Michel Wlassikoff en offre la première étude historique, de Gutenberg à nos jours.
C’est une véritable somme que ce pavé épais et carré, intitulé Histoire du graphisme en France. Les plus fins limiers de l’art typographique auront d’ailleurs immédiatement reconnu la police – famille de lettres de même forme – utilisée pour le titre de couverture : le caractère Olive, imaginé, en 1958, par Roger Excoffon pour la ligne graphique d’Air France. Reconnu dans nombre de pays – Grande-Bretagne, États-Unis, Pays-Bas… – comme un domaine de création majeur, le graphisme manquait en France d’un ouvrage de référence. Le voici. À travers lui, son auteur, Michel Wlassikoff, remet (enfin) les pendules à l’heure, et retrace avec une minutie et une évidente passion l’aventure du graphisme « français » ou plus exactement du graphisme né sur le sol français. Wlassikoff remonte le temps – cinq siècles, depuis l’invention de la typographie par Gutenberg jusqu’à nos jours – et explore aussi bien les liens entre le graphisme et les grands courants esthétiques, français ou internationaux, que les relations, plus ou moins tumultueuses, avec d’autres domaines tels le design, l’urbanisme ou les arts plastiques. Résultat, neuf chapitres pertinents : « Prédominance de la langue et de la typographie françaises (1500-1880) » ; « De l’Art nouveau aux avant-gardes (1880-1925) » ; « Des Arts décoratifs à l’Union des artistes modernes (1925-1930) » ; « La Fondation du graphisme moderne (1930-1940) » ; « De l’Occupation à l’Alliance graphique internationale (1940-1955) » ; « L’apport suisse et le début des images de marque (1955-1965) » ; « De la contestation à la conception d’un nouvel environnement (1965-1975) » ; « Grands travaux et entrée en scène du numérique (1975-1994) » ; enfin, « L’extension du domaine du graphisme (1995-2005) ».

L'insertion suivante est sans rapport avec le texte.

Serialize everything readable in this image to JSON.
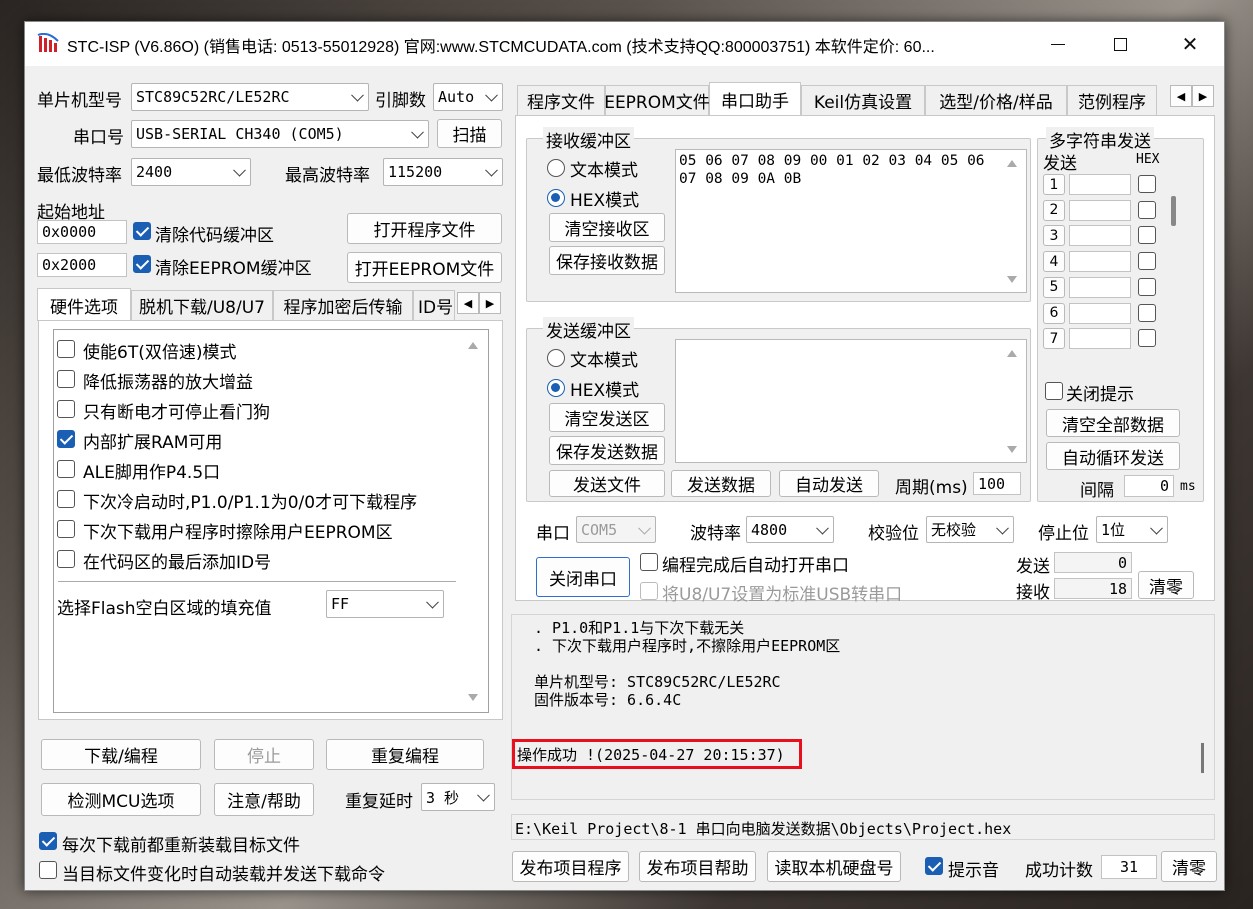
{
  "window": {
    "title": "STC-ISP (V6.86O) (销售电话: 0513-55012928) 官网:www.STCMCUDATA.com  (技术支持QQ:800003751) 本软件定价: 60..."
  },
  "left": {
    "mcu_label": "单片机型号",
    "mcu_value": "STC89C52RC/LE52RC",
    "pins_label": "引脚数",
    "pins_value": "Auto",
    "port_label": "串口号",
    "port_value": "USB-SERIAL CH340 (COM5)",
    "scan_button": "扫描",
    "min_baud_label": "最低波特率",
    "min_baud_value": "2400",
    "max_baud_label": "最高波特率",
    "max_baud_value": "115200",
    "start_addr_label": "起始地址",
    "addr1": "0x0000",
    "clear_code_label": "清除代码缓冲区",
    "open_program_button": "打开程序文件",
    "addr2": "0x2000",
    "clear_eeprom_label": "清除EEPROM缓冲区",
    "open_eeprom_button": "打开EEPROM文件",
    "tabs": [
      "硬件选项",
      "脱机下载/U8/U7",
      "程序加密后传输",
      "ID号"
    ],
    "options": [
      {
        "label": "使能6T(双倍速)模式",
        "checked": false
      },
      {
        "label": "降低振荡器的放大增益",
        "checked": false
      },
      {
        "label": "只有断电才可停止看门狗",
        "checked": false
      },
      {
        "label": "内部扩展RAM可用",
        "checked": true
      },
      {
        "label": "ALE脚用作P4.5口",
        "checked": false
      },
      {
        "label": "下次冷启动时,P1.0/P1.1为0/0才可下载程序",
        "checked": false
      },
      {
        "label": "下次下载用户程序时擦除用户EEPROM区",
        "checked": false
      },
      {
        "label": "在代码区的最后添加ID号",
        "checked": false
      }
    ],
    "flash_fill_label": "选择Flash空白区域的填充值",
    "flash_fill_value": "FF",
    "download_button": "下载/编程",
    "stop_button": "停止",
    "reprogram_button": "重复编程",
    "detect_button": "检测MCU选项",
    "help_button": "注意/帮助",
    "repeat_delay_label": "重复延时",
    "repeat_delay_value": "3 秒",
    "reload_label": "每次下载前都重新装载目标文件",
    "auto_reload_label": "当目标文件变化时自动装载并发送下载命令"
  },
  "right": {
    "tabs": [
      "程序文件",
      "EEPROM文件",
      "串口助手",
      "Keil仿真设置",
      "选型/价格/样品",
      "范例程序"
    ],
    "recv": {
      "title": "接收缓冲区",
      "text_mode": "文本模式",
      "hex_mode": "HEX模式",
      "clear_button": "清空接收区",
      "save_button": "保存接收数据",
      "content_line1": "05 06 07 08 09 00 01 02 03 04 05 06",
      "content_line2": "07 08 09 0A 0B"
    },
    "send": {
      "title": "发送缓冲区",
      "text_mode": "文本模式",
      "hex_mode": "HEX模式",
      "clear_button": "清空发送区",
      "save_button": "保存发送数据",
      "send_file_button": "发送文件",
      "send_data_button": "发送数据",
      "auto_send_button": "自动发送",
      "period_label": "周期(ms)",
      "period_value": "100"
    },
    "multi": {
      "title": "多字符串发送",
      "send_header": "发送",
      "hex_header": "HEX",
      "rows": [
        "1",
        "2",
        "3",
        "4",
        "5",
        "6",
        "7"
      ],
      "close_tip_label": "关闭提示",
      "clear_all_button": "清空全部数据",
      "auto_loop_button": "自动循环发送",
      "interval_label": "间隔",
      "interval_value": "0",
      "interval_unit": "ms"
    },
    "serial": {
      "port_label": "串口",
      "port_value": "COM5",
      "baud_label": "波特率",
      "baud_value": "4800",
      "parity_label": "校验位",
      "parity_value": "无校验",
      "stop_label": "停止位",
      "stop_value": "1位",
      "close_port_button": "关闭串口",
      "auto_open_label": "编程完成后自动打开串口",
      "u8u7_label": "将U8/U7设置为标准USB转串口",
      "send_count_label": "发送",
      "send_count": "0",
      "recv_count_label": "接收",
      "recv_count": "18",
      "clear_button": "清零"
    },
    "log": {
      "line1": ". P1.0和P1.1与下次下载无关",
      "line2": ". 下次下载用户程序时,不擦除用户EEPROM区",
      "line3": "单片机型号: STC89C52RC/LE52RC",
      "line4": "固件版本号: 6.6.4C",
      "success": "操作成功 !(2025-04-27 20:15:37)"
    },
    "path": "E:\\Keil Project\\8-1 串口向电脑发送数据\\Objects\\Project.hex",
    "bottom": {
      "publish_program_button": "发布项目程序",
      "publish_help_button": "发布项目帮助",
      "read_disk_button": "读取本机硬盘号",
      "beep_label": "提示音",
      "success_count_label": "成功计数",
      "success_count": "31",
      "clear_button": "清零"
    }
  },
  "colors": {
    "highlight_border": "#e8101c",
    "checkbox_blue": "#1a5fb4"
  }
}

Affiche de théâtre, couverture de magazine, bande dessinée, édition, presse quotidienne, logotype d’institution, catalogue d’exposition, le graphisme a infiltré et servi moult domaines. Pas étonnant donc si ce télescopage de documents offre de délicieux face-à-face. L’auteur revendique d’ailleurs le droit de « confronter des choses qui habituellement ne se confrontent pas », comme des affiches de Mai 68 avec celles du Centre de création industrielle du Centre Pompidou, créées par Jean Widmer entre 1969 et 1975 : « Toutes deux fonctionnent selon une association de formes et de couleurs fondamentales », explique Wlassikoff. On peut sinon s’amuser soi-même à mettre en regard création ancienne et création actuelle, comme cet Alphabet en deux feuilles réunies d’Honoré Daumier (vers 1846) rapporté à The Alphabet (2001) et The Alphamen (2003), police de caractères créée par les graphistes Mathias Augustyniak et Michaël Amzalag (M/M) à partir de photographies originales d’Inez van Lamsweerde et Vinoodh Matadin, où des corps humains dessinent les lettres.
Industrie musicale
Au fil des pages s’étalent des trésors : un Alphabet des signaux de route (vers 1902), le caractère Bifur, mis en page par Cassandre et édité par la fonderie Deberny & Peignot (1929), des publicités à la sauce pop pour la Citroën Ami 6 (Agence Delpire, 1960-1965), d’amusants catalogues promotionnels de la firme Éclair (1935), ou encore, un « surréaliste » album Électricités réalisé par Man Ray pour la Compagnie parisienne de distribution d’électricité (1931). Grand avantage du format (26 x 29 cm) : pouvoir déployer sur une double page quantité d’images pour une meilleure compréhension d’un projet, voire de ses déclinaisons diverses. Ainsi, lorsqu’il s’agit de montrer l’incroyable « encyclopédie » de Grandville (1843), « mélange des divagations de son temps et des siennes propres », pas moins de quatorze « planches » s’étalent sous nos yeux. Idem pour présenter, in situ, un affichage mural pour la marque Saint-Raphaël (Atelier Loupot), dans une rue à Paris, en 1953 : deux pleines pages.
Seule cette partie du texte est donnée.